Because there are such things as moral imperatives which you should follow even if they do not bring you material benefits; indeed, even if following them costs you dear. Having been persecuted does not give you a license to persecute in turn, any more than having been raped give you a license to rape your rapist. It's not about what it gets you - it's about right and wrong.
This seems to be claiming that following principles deontologically are better than doing so consequentially. Which may be the case, but not really argued for. I do think there's a strong argument for it, in that consequentialist calculations are irredeemably fraught with bias in such a way as to be meaningless, since people will always, in good faith, calculate the consequences in a way that is biased in their favor.
But the case for taking principles consequentially isn't weak, either. If naively following some principle in a deontological way provably/reliably/logically/etc. reduces [Good Thing], then how do we justify calling the principle "Good?" Well, we don't need to follow it in some naive deontological way, but rather by following consequences.
Let's say a doctor has a personal principle that he will endeavor to make his patients no worse than the counterfactual of if they never saw him. Counterfactuals are intrinsically hard to predict and fraught with bias.
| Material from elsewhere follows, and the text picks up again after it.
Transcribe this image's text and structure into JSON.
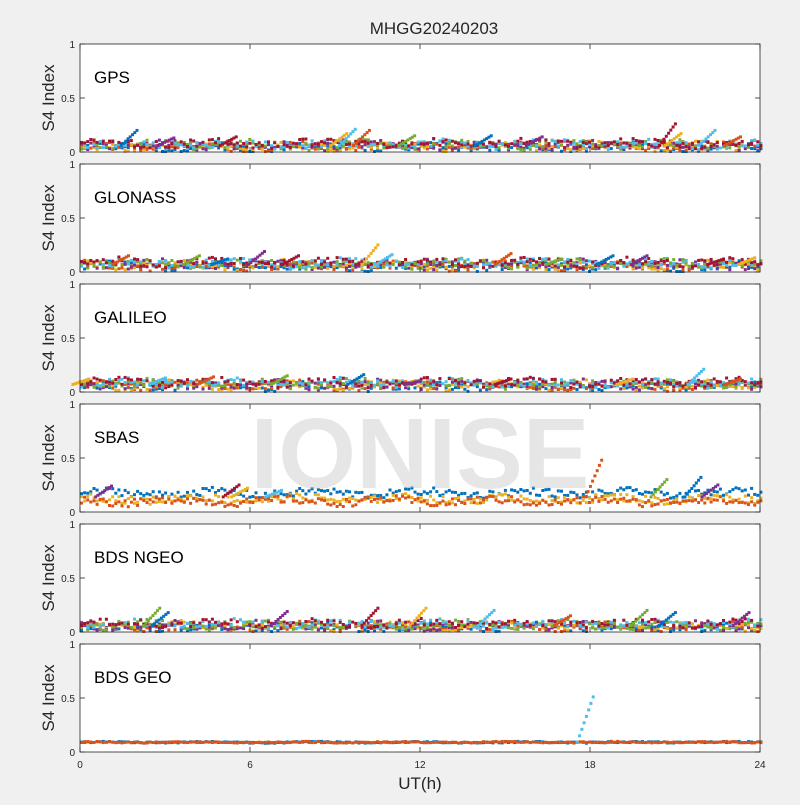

So he might decide to avoid his personal bias and just take the deontological position that any action that harms the patient's health is out of bounds for him. Puncturing someone's skin certainly harms the patient's health, even if it's nearly trivial, and so he never draws blood for tests or gives his patients IV (or allows his staff to). This doctor would be less effective than a doctor who follows the exact same principle, but thinks in longer time horizons and figures that the harm of a syringe prick on a patient is outweighed by the benefits of what it enables, in terms of leaving his patient no worse off than otherwise. And in society at large, people who believe in the same principle would commonly prefer the latter consequentialist doctor as fulfilling their principles better than the former deontologist one.
So we could follow the principle of free speech by just never punishing anyone for saying anything (with rare exceptions, etc.) and let the chips fall where they may. I would prefer this, personally. We could also follow it by checking how certain behaviors affect people's ability to exercise free speech in society and then take the action that seems most likely to increase it (or not reduce it or maximize some metric or etc.). I would prefer not this, personally, because, again, this sort of prediction is so fraught with bias that I don't know that there's a way to do it credibly. But I think it's perfectly reasonable to disagree with me on that.
You could just go to a tanning booth.
But had he not signed the letter, would his funding not been cut? The stated justification by the trump administration has to do with UCLA failing to adequately police antisemitism on its campus, not wokeness.